My environment currently has a Windows 2003 server running terminal services. That server has the visual studio 6 IDE installed. It also is responsible for running a very old ( and poorly built ) VB6 application. I'm currently testing methods for deploying a Windows server 2012 running the RDS role to our employees. One of the major hurdles has been making that legacy VB6 application available to the 2012 RDS server. Up to this point I've only found success in having an RDS client connected to the 2012 server then run a RDP session to the 2003 server to execute the legacy app. I'm trying to make the process of running that legacy app more seamless to the users. Is there a method where I could have a more seamless execution of that legacy app for the RDS clients of the 2012 server? I've been looking at Microsoft's App-V product but am still unsure if this will accomplish what I'm looking for.

Digital ink
  • 490
  • 10
  • 22
  • What happens when you try to run the install/application on the 2012 server? – Greg Askew Jul 25 '14 at 20:19
  • There is no install that I know of. The app was simply built in the IDE and then run locally. Because the development server is a Terminal Services host it was never "installed". The IDE will not install on the 2012 server however and when i try to access the app remotely there are a host of OCXs that fail and after that, many recordsets return empty values. It seemed like a bad idea to chase installation and to try and move to virtualization until the app is re-written. – Digital ink Jul 26 '14 at 00:36
  • Many VB6 apps should work on 2012. It is possible that you may need to select a compatibility mode. – Greg Askew Jul 26 '14 at 12:30

2 Answers2

3

App-V virtualizes the application. Use App-V when the application you want to use runs on your host OS, but doesn’t interact well with other applications on your host OS.

...

MED-V uses a virtual machine to host your application. Use MED-V when the application you want to deploy does not run on your host OS.

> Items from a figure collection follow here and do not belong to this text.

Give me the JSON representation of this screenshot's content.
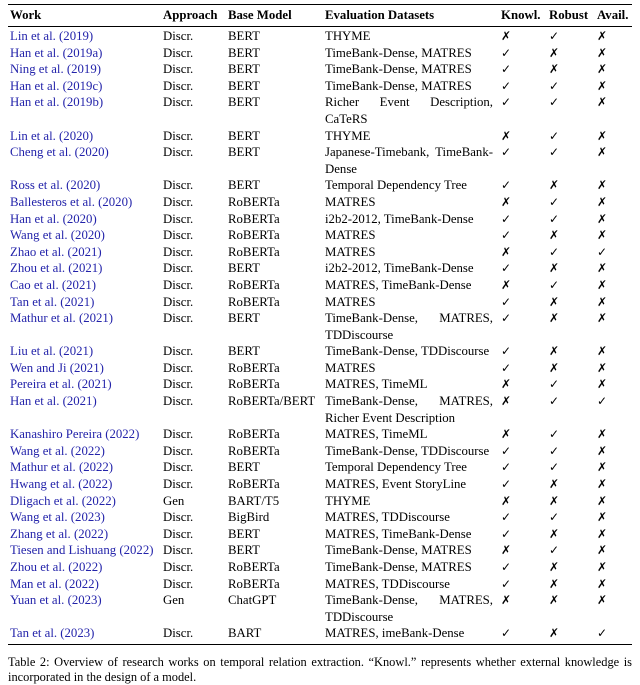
{
  "colors": {
    "link_blue": "#2323aa",
    "text": "#000000",
    "rule": "#000000",
    "background": "#ffffff"
  },
  "icons": {
    "check": "✓",
    "cross": "✗"
  },
  "caption": "Table 2: Overview of research works on temporal relation extraction. “Knowl.” represents whether external knowledge is incorporated in the design of a model.",
  "table": {
    "columns": [
      {
        "key": "work",
        "label": "Work"
      },
      {
        "key": "approach",
        "label": "Approach"
      },
      {
        "key": "base_model",
        "label": "Base Model"
      },
      {
        "key": "datasets",
        "label": "Evaluation Datasets"
      },
      {
        "key": "knowl",
        "label": "Knowl."
      },
      {
        "key": "robust",
        "label": "Robust"
      },
      {
        "key": "avail",
        "label": "Avail."
      }
    ],
    "rows": [
      {
        "work": "Lin et al. (2019)",
        "approach": "Discr.",
        "base_model": "BERT",
        "dataset_lines": [
          "THYME"
        ],
        "knowl": "cross",
        "robust": "check",
        "avail": "cross"
      },
      {
        "work": "Han et al. (2019a)",
        "approach": "Discr.",
        "base_model": "BERT",
        "dataset_lines": [
          "TimeBank-Dense, MATRES"
        ],
        "knowl": "check",
        "robust": "cross",
        "avail": "cross"
      },
      {
        "work": "Ning et al. (2019)",
        "approach": "Discr.",
        "base_model": "BERT",
        "dataset_lines": [
          "TimeBank-Dense, MATRES"
        ],
        "knowl": "check",
        "robust": "cross",
        "avail": "cross"
      },
      {
        "work": "Han et al. (2019c)",
        "approach": "Discr.",
        "base_model": "BERT",
        "dataset_lines": [
          "TimeBank-Dense, MATRES"
        ],
        "knowl": "check",
        "robust": "check",
        "avail": "cross"
      },
      {
        "work": "Han et al. (2019b)",
        "approach": "Discr.",
        "base_model": "BERT",
        "dataset_lines": [
          "Richer Event Description,",
          "CaTeRS"
        ],
        "knowl": "check",
        "robust": "check",
        "avail": "cross"
      },
      {
        "work": "Lin et al. (2020)",
        "approach": "Discr.",
        "base_model": "BERT",
        "dataset_lines": [
          "THYME"
        ],
        "knowl": "cross",
        "robust": "check",
        "avail": "cross"
      },
      {
        "work": "Cheng et al. (2020)",
        "approach": "Discr.",
        "base_model": "BERT",
        "dataset_lines": [
          "Japanese-Timebank, TimeBank-",
          "Dense"
        ],
        "knowl": "check",
        "robust": "check",
        "avail": "cross"
      },
      {
        "work": "Ross et al. (2020)",
        "approach": "Discr.",
        "base_model": "BERT",
        "dataset_lines": [
          "Temporal Dependency Tree"
        ],
        "knowl": "check",
        "robust": "cross",
        "avail": "cross"
      },
      {
        "work": "Ballesteros et al. (2020)",
        "approach": "Discr.",
        "base_model": "RoBERTa",
        "dataset_lines": [
          "MATRES"
        ],
        "knowl": "cross",
        "robust": "check",
        "avail": "cross"
      },
      {
        "work": "Han et al. (2020)",
        "approach": "Discr.",
        "base_model": "RoBERTa",
        "dataset_lines": [
          "i2b2-2012, TimeBank-Dense"
        ],
        "knowl": "check",
        "robust": "check",
        "avail": "cross"
      },
      {
        "work": "Wang et al. (2020)",
        "approach": "Discr.",
        "base_model": "RoBERTa",
        "dataset_lines": [
          "MATRES"
        ],
        "knowl": "check",
        "robust": "cross",
        "avail": "cross"
      },
      {
        "work": "Zhao et al. (2021)",
        "approach": "Discr.",
        "base_model": "RoBERTa",
        "dataset_lines": [
          "MATRES"
        ],
        "knowl": "cross",
        "robust": "check",
        "avail": "check"
      },
      {
        "work": "Zhou et al. (2021)",
        "approach": "Discr.",
        "base_model": "BERT",
        "dataset_lines": [
          "i2b2-2012, TimeBank-Dense"
        ],
        "knowl": "check",
        "robust": "cross",
        "avail": "cross"
      },
      {
        "work": "Cao et al. (2021)",
        "approach": "Discr.",
        "base_model": "RoBERTa",
        "dataset_lines": [
          "MATRES, TimeBank-Dense"
        ],
        "knowl": "cross",
        "robust": "check",
        "avail": "cross"
      },
      {
        "work": "Tan et al. (2021)",
        "approach": "Discr.",
        "base_model": "RoBERTa",
        "dataset_lines": [
          "MATRES"
        ],
        "knowl": "check",
        "robust": "cross",
        "avail": "cross"
      },
      {
        "work": "Mathur et al. (2021)",
        "approach": "Discr.",
        "base_model": "BERT",
        "dataset_lines": [
          "TimeBank-Dense, MATRES,",
          "TDDiscourse"
        ],
        "knowl": "check",
        "robust": "cross",
        "avail": "cross"
      },
      {
        "work": "Liu et al. (2021)",
        "approach": "Discr.",
        "base_model": "BERT",
        "dataset_lines": [
          "TimeBank-Dense, TDDiscourse"
        ],
        "knowl": "check",
        "robust": "cross",
        "avail": "cross"
      },
      {
        "work": "Wen and Ji (2021)",
        "approach": "Discr.",
        "base_model": "RoBERTa",
        "dataset_lines": [
          "MATRES"
        ],
        "knowl": "check",
        "robust": "cross",
        "avail": "cross"
      },
      {
        "work": "Pereira et al. (2021)",
        "approach": "Discr.",
        "base_model": "RoBERTa",
        "dataset_lines": [
          "MATRES, TimeML"
        ],
        "knowl": "cross",
        "robust": "check",
        "avail": "cross"
      },
      {
        "work": "Han et al. (2021)",
        "approach": "Discr.",
        "base_model": "RoBERTa/BERT",
        "dataset_lines": [
          "TimeBank-Dense, MATRES,",
          "Richer Event Description"
        ],
        "knowl": "cross",
        "robust": "check",
        "avail": "check"
      },
      {
        "work": "Kanashiro Pereira (2022)",
        "approach": "Discr.",
        "base_model": "RoBERTa",
        "dataset_lines": [
          "MATRES, TimeML"
        ],
        "knowl": "cross",
        "robust": "check",
        "avail": "cross"
      },
      {
        "work": "Wang et al. (2022)",
        "approach": "Discr.",
        "base_model": "RoBERTa",
        "dataset_lines": [
          "TimeBank-Dense, TDDiscourse"
        ],
        "knowl": "check",
        "robust": "check",
        "avail": "cross"
      },
      {
        "work": "Mathur et al. (2022)",
        "approach": "Discr.",
        "base_model": "BERT",
        "dataset_lines": [
          "Temporal Dependency Tree"
        ],
        "knowl": "check",
        "robust": "check",
        "avail": "cross"
      },
      {
        "work": "Hwang et al. (2022)",
        "approach": "Discr.",
        "base_model": "RoBERTa",
        "dataset_lines": [
          "MATRES, Event StoryLine"
        ],
        "knowl": "check",
        "robust": "cross",
        "avail": "cross"
      },
      {
        "work": "Dligach et al. (2022)",
        "approach": "Gen",
        "base_model": "BART/T5",
        "dataset_lines": [
          "THYME"
        ],
        "knowl": "cross",
        "robust": "cross",
        "avail": "cross"
      },
      {
        "work": "Wang et al. (2023)",
        "approach": "Discr.",
        "base_model": "BigBird",
        "dataset_lines": [
          "MATRES, TDDiscourse"
        ],
        "knowl": "check",
        "robust": "check",
        "avail": "cross"
      },
      {
        "work": "Zhang et al. (2022)",
        "approach": "Discr.",
        "base_model": "BERT",
        "dataset_lines": [
          "MATRES, TimeBank-Dense"
        ],
        "knowl": "check",
        "robust": "cross",
        "avail": "cross"
      },
      {
        "work": "Tiesen and Lishuang (2022)",
        "approach": "Discr.",
        "base_model": "BERT",
        "dataset_lines": [
          "TimeBank-Dense, MATRES"
        ],
        "knowl": "cross",
        "robust": "check",
        "avail": "cross"
      },
      {
        "work": "Zhou et al. (2022)",
        "approach": "Discr.",
        "base_model": "RoBERTa",
        "dataset_lines": [
          "TimeBank-Dense, MATRES"
        ],
        "knowl": "check",
        "robust": "cross",
        "avail": "cross"
      },
      {
        "work": "Man et al. (2022)",
        "approach": "Discr.",
        "base_model": "RoBERTa",
        "dataset_lines": [
          "MATRES, TDDiscourse"
        ],
        "knowl": "check",
        "robust": "cross",
        "avail": "cross"
      },
      {
        "work": "Yuan et al. (2023)",
        "approach": "Gen",
        "base_model": "ChatGPT",
        "dataset_lines": [
          "TimeBank-Dense, MATRES,",
          "TDDiscourse"
        ],
        "knowl": "cross",
        "robust": "cross",
        "avail": "cross"
      },
      {
        "work": "Tan et al. (2023)",
        "approach": "Discr.",
        "base_model": "BART",
        "dataset_lines": [
          "MATRES, imeBank-Dense"
        ],
        "knowl": "check",
        "robust": "cross",
        "avail": "check"
      }
    ]
  }
}
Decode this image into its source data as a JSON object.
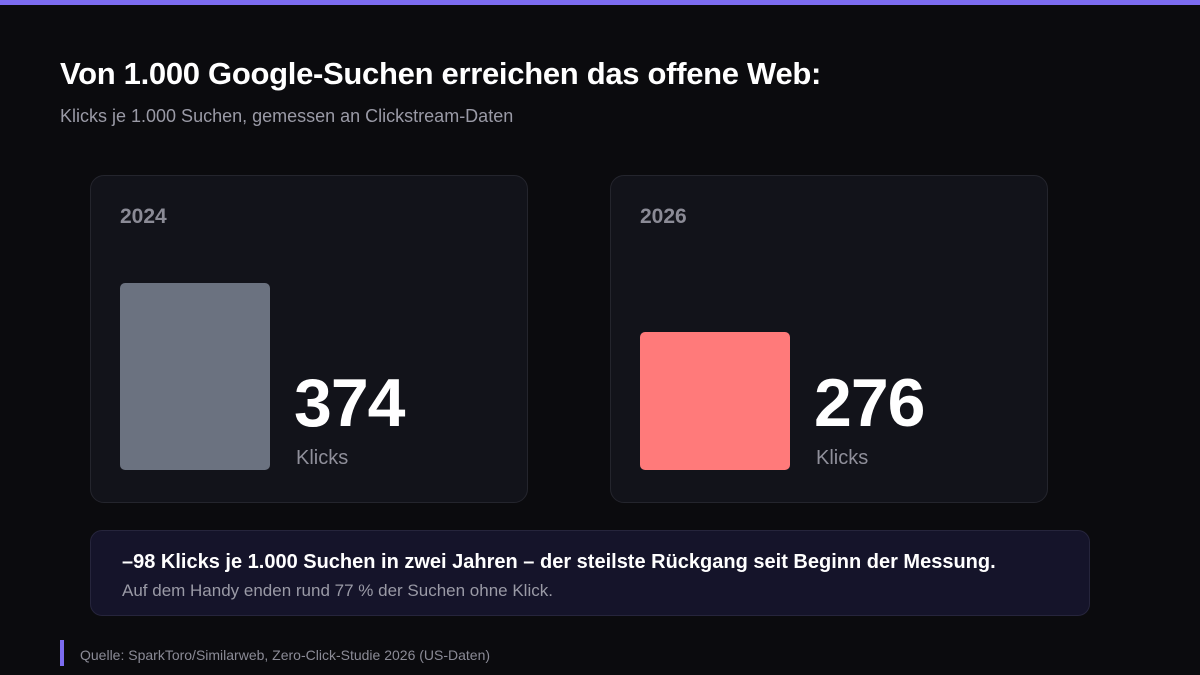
{
  "title": "Von 1.000 Google-Suchen erreichen das offene Web:",
  "subtitle": "Klicks je 1.000 Suchen, gemessen an Clickstream-Daten",
  "chart_data": {
    "type": "bar",
    "title": "Von 1.000 Google-Suchen erreichen das offene Web:",
    "subtitle": "Klicks je 1.000 Suchen, gemessen an Clickstream-Daten",
    "categories": [
      "2024",
      "2026"
    ],
    "values": [
      374,
      276
    ],
    "unit": "Klicks",
    "colors": [
      "#6b7280",
      "#ff7a7a"
    ],
    "grid": false,
    "legend": "none"
  },
  "panels": [
    {
      "year": "2024",
      "value": "374",
      "unit": "Klicks"
    },
    {
      "year": "2026",
      "value": "276",
      "unit": "Klicks"
    }
  ],
  "callout": {
    "headline": "–98 Klicks je 1.000 Suchen in zwei Jahren – der steilste Rückgang seit Beginn der Messung.",
    "text": "Auf dem Handy enden rund 77 % der Suchen ohne Klick."
  },
  "source": "Quelle: SparkToro/Similarweb, Zero-Click-Studie 2026 (US-Daten)",
  "colors": {
    "accent": "#7c6cf0",
    "bar_2024": "#6b7280",
    "bar_2026": "#ff7a7a"
  }
}
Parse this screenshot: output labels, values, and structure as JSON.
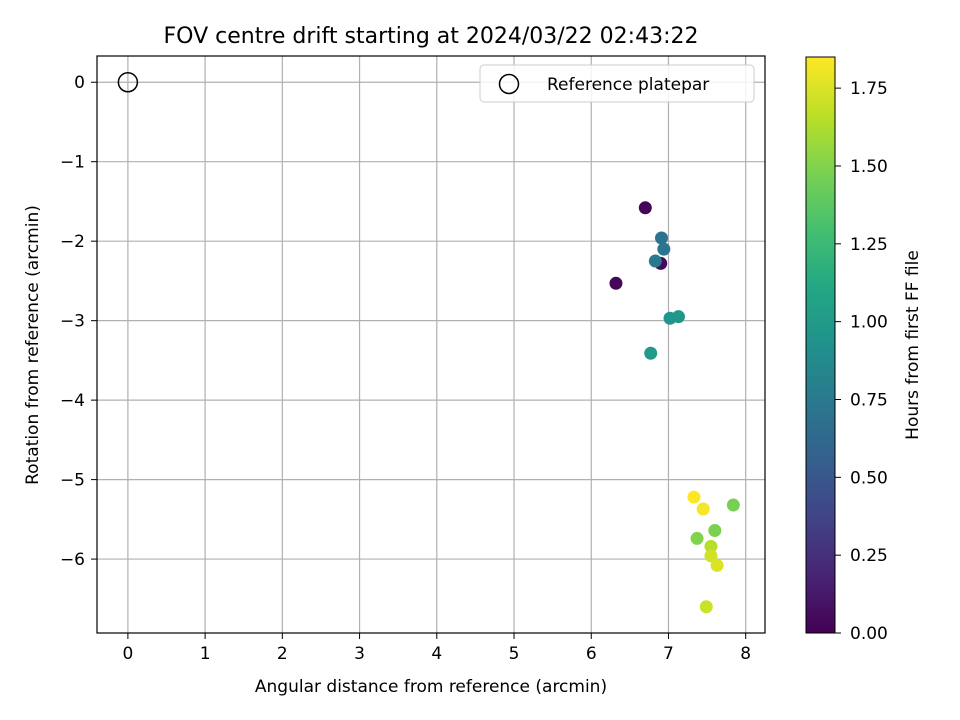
{
  "chart_data": {
    "type": "scatter",
    "title": "FOV centre drift starting at 2024/03/22 02:43:22",
    "xlabel": "Angular distance from reference (arcmin)",
    "ylabel": "Rotation from reference (arcmin)",
    "xlim": [
      -0.4,
      8.25
    ],
    "ylim": [
      -6.93,
      0.33
    ],
    "xticks": [
      0,
      1,
      2,
      3,
      4,
      5,
      6,
      7,
      8
    ],
    "yticks": [
      0,
      -1,
      -2,
      -3,
      -4,
      -5,
      -6
    ],
    "xtick_labels": [
      "0",
      "1",
      "2",
      "3",
      "4",
      "5",
      "6",
      "7",
      "8"
    ],
    "ytick_labels": [
      "0",
      "−1",
      "−2",
      "−3",
      "−4",
      "−5",
      "−6"
    ],
    "grid": true,
    "legend": {
      "placement": "top-right",
      "label": "Reference platepar"
    },
    "reference_point": {
      "x": 0,
      "y": 0
    },
    "colorbar": {
      "label": "Hours from first FF file",
      "colormap": "viridis",
      "range": [
        0,
        1.85
      ],
      "ticks": [
        0.0,
        0.25,
        0.5,
        0.75,
        1.0,
        1.25,
        1.5,
        1.75
      ],
      "tick_labels": [
        "0.00",
        "0.25",
        "0.50",
        "0.75",
        "1.00",
        "1.25",
        "1.50",
        "1.75"
      ]
    },
    "points": [
      {
        "x": 6.7,
        "y": -1.58,
        "c": 0.02
      },
      {
        "x": 6.32,
        "y": -2.53,
        "c": 0.03
      },
      {
        "x": 6.9,
        "y": -2.28,
        "c": 0.05
      },
      {
        "x": 6.91,
        "y": -1.96,
        "c": 0.7
      },
      {
        "x": 6.94,
        "y": -2.1,
        "c": 0.72
      },
      {
        "x": 6.83,
        "y": -2.25,
        "c": 0.75
      },
      {
        "x": 7.02,
        "y": -2.97,
        "c": 0.95
      },
      {
        "x": 7.13,
        "y": -2.95,
        "c": 0.97
      },
      {
        "x": 6.77,
        "y": -3.41,
        "c": 1.0
      },
      {
        "x": 7.84,
        "y": -5.32,
        "c": 1.47
      },
      {
        "x": 7.6,
        "y": -5.64,
        "c": 1.48
      },
      {
        "x": 7.37,
        "y": -5.74,
        "c": 1.5
      },
      {
        "x": 7.55,
        "y": -5.84,
        "c": 1.65
      },
      {
        "x": 7.55,
        "y": -5.96,
        "c": 1.72
      },
      {
        "x": 7.63,
        "y": -6.08,
        "c": 1.75
      },
      {
        "x": 7.49,
        "y": -6.6,
        "c": 1.7
      },
      {
        "x": 7.45,
        "y": -5.37,
        "c": 1.83
      },
      {
        "x": 7.33,
        "y": -5.22,
        "c": 1.85
      }
    ]
  }
}
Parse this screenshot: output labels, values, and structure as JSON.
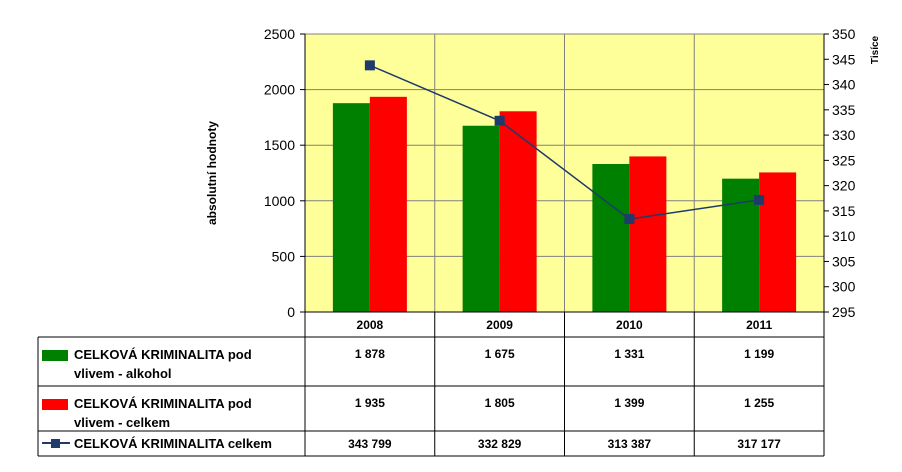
{
  "chart_data": {
    "type": "bar",
    "categories": [
      "2008",
      "2009",
      "2010",
      "2011"
    ],
    "y_left": {
      "label": "absolutní hodnoty",
      "ticks": [
        "0",
        "500",
        "1000",
        "1500",
        "2000",
        "2500"
      ],
      "range": [
        0,
        2500
      ]
    },
    "y_right": {
      "label": "Tisíce",
      "ticks": [
        "295",
        "300",
        "305",
        "310",
        "315",
        "320",
        "325",
        "330",
        "335",
        "340",
        "345",
        "350"
      ],
      "range": [
        295,
        350
      ]
    },
    "series": [
      {
        "name": "CELKOVÁ KRIMINALITA pod vlivem - alkohol",
        "name_line1": "CELKOVÁ KRIMINALITA pod",
        "name_line2": "vlivem - alkohol",
        "type": "bar",
        "axis": "left",
        "color": "#008000",
        "values": [
          1878,
          1675,
          1331,
          1199
        ],
        "labels": [
          "1 878",
          "1 675",
          "1 331",
          "1 199"
        ]
      },
      {
        "name": "CELKOVÁ KRIMINALITA pod vlivem - celkem",
        "name_line1": "CELKOVÁ KRIMINALITA pod",
        "name_line2": "vlivem - celkem",
        "type": "bar",
        "axis": "left",
        "color": "#ff0000",
        "values": [
          1935,
          1805,
          1399,
          1255
        ],
        "labels": [
          "1 935",
          "1 805",
          "1 399",
          "1 255"
        ]
      },
      {
        "name": "CELKOVÁ KRIMINALITA celkem",
        "type": "line",
        "axis": "right",
        "color": "#1f3b6b",
        "marker": "square",
        "values": [
          343.799,
          332.829,
          313.387,
          317.177
        ],
        "labels": [
          "343 799",
          "332 829",
          "313 387",
          "317 177"
        ]
      }
    ],
    "plot_background": "#ffff99",
    "grid": true,
    "legend": "data-table"
  }
}
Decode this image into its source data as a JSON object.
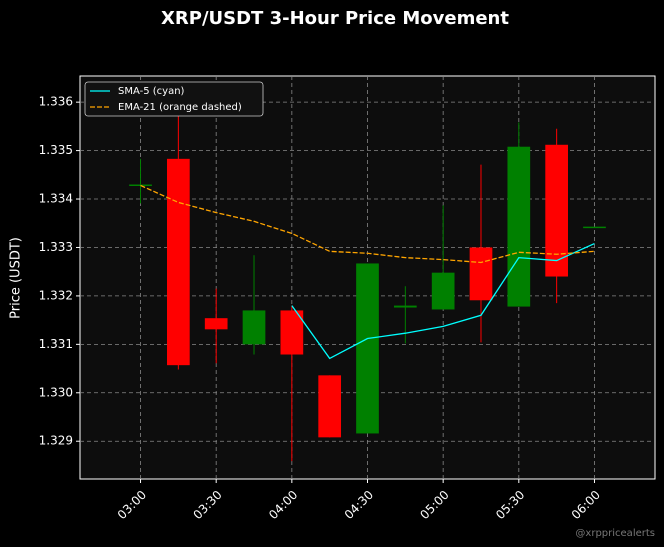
{
  "chart_data": {
    "type": "candlestick",
    "title": "XRP/USDT 3-Hour Price Movement",
    "y_label": "Price (USDT)",
    "watermark": "@xrppricealerts",
    "x": [
      "03:00",
      "03:15",
      "03:30",
      "03:45",
      "04:00",
      "04:15",
      "04:30",
      "04:45",
      "05:00",
      "05:15",
      "05:30",
      "05:45",
      "06:00"
    ],
    "open": [
      1.3343,
      1.33483,
      1.33154,
      1.331,
      1.3317,
      1.33036,
      1.32916,
      1.33176,
      1.33172,
      1.333,
      1.33178,
      1.33512,
      1.33343
    ],
    "high": [
      1.33483,
      1.33573,
      1.33215,
      1.33284,
      1.3318,
      1.33036,
      1.33267,
      1.3322,
      1.33387,
      1.33471,
      1.33558,
      1.33545,
      1.33343
    ],
    "low": [
      1.33391,
      1.33048,
      1.33061,
      1.33079,
      1.32859,
      1.32908,
      1.32916,
      1.33102,
      1.33172,
      1.33104,
      1.33178,
      1.33185,
      1.33343
    ],
    "close": [
      1.3343,
      1.33057,
      1.33131,
      1.3317,
      1.33079,
      1.32908,
      1.33267,
      1.3318,
      1.33248,
      1.33191,
      1.33508,
      1.3324,
      1.33343
    ],
    "up_color": "#008000",
    "down_color": "#ff0000",
    "series": [
      {
        "name": "SMA-5 (cyan)",
        "color": "#00ffff",
        "dashed": false,
        "values": [
          null,
          null,
          null,
          null,
          1.3318,
          1.33071,
          1.33112,
          1.33123,
          1.33137,
          1.3316,
          1.33279,
          1.33273,
          1.33308
        ]
      },
      {
        "name": "EMA-21 (orange dashed)",
        "color": "#ffa500",
        "dashed": true,
        "values": [
          1.33428,
          1.33393,
          1.33372,
          1.33354,
          1.33329,
          1.33292,
          1.33288,
          1.33279,
          1.33275,
          1.33269,
          1.3329,
          1.33286,
          1.33292
        ]
      }
    ],
    "xlim": [
      "02:36",
      "06:24"
    ],
    "xticks": [
      "03:00",
      "03:30",
      "04:00",
      "04:30",
      "05:00",
      "05:30",
      "06:00"
    ],
    "ylim": [
      1.32822,
      1.33654
    ],
    "yticks": [
      1.329,
      {
        "value": 1.33,
        "label": "1.330"
      },
      1.331,
      1.332,
      1.333,
      1.334,
      1.335,
      1.336
    ],
    "grid": true,
    "legend": "upper left"
  }
}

(Source: http://blogs.technet.com/b/uspartner_ts2team/archive/2010/04/20/what-s-the-difference-between-app-v-and-med-v.aspx)

Whether VB6 is supported or not on Server 2012 and Server 2012 R2 is a rabbit hole. Regardless of it is or not, I would personally not want it installed on my server because it is ancient. Therefore, I would prefer a Med-V solution as opposed to installing VB6 directly on my shiny new server.

Ryan Ries
  • 55,011
  • 9
  • 138
  • 197
  • My thoughts exactly. I need to buy time while the app is re-written. Med-V sounds like it does exactly what I'm looking for. I'm going to go read up on it. – Digital ink Jul 25 '14 at 19:37
  • Med-V does look like its target is my exact situation. Thanks for the info Ryan. – Digital ink Jul 25 '14 at 19:47
  • I've found an issue. Because our business runs 100% on thin clients it looks as if using MED-V on Server 2012 may not be supported or possible. http://technet.microsoft.com/en-us/library/gg548504.aspx – Digital ink Jul 25 '14 at 20:37
0

Well,,,I'm ancient. I still program in VB6 although moving across to VS2010 yet still using the Jet Engine!!!

You need to ensure the appropriate DLLs and OCXs are in and registered in the Windows System directory. Done using an install set. They can be copied and manually registered (regsvr32)

My stuff works on the latest 64bit Servers as VB Applications (GUI) and also VB6 code linked with Apache and PHP...100% robust, never a problem. Never.

I am slowly migrating to VS2010 as seemless as possible. VS2010 screens are crispier than VB6 else no difference. Still using DAO. ADO is mega slow. SQL Server...maybe, but, don't forget, it's all ones and noughts and I was programming when there was no such thing as a "database".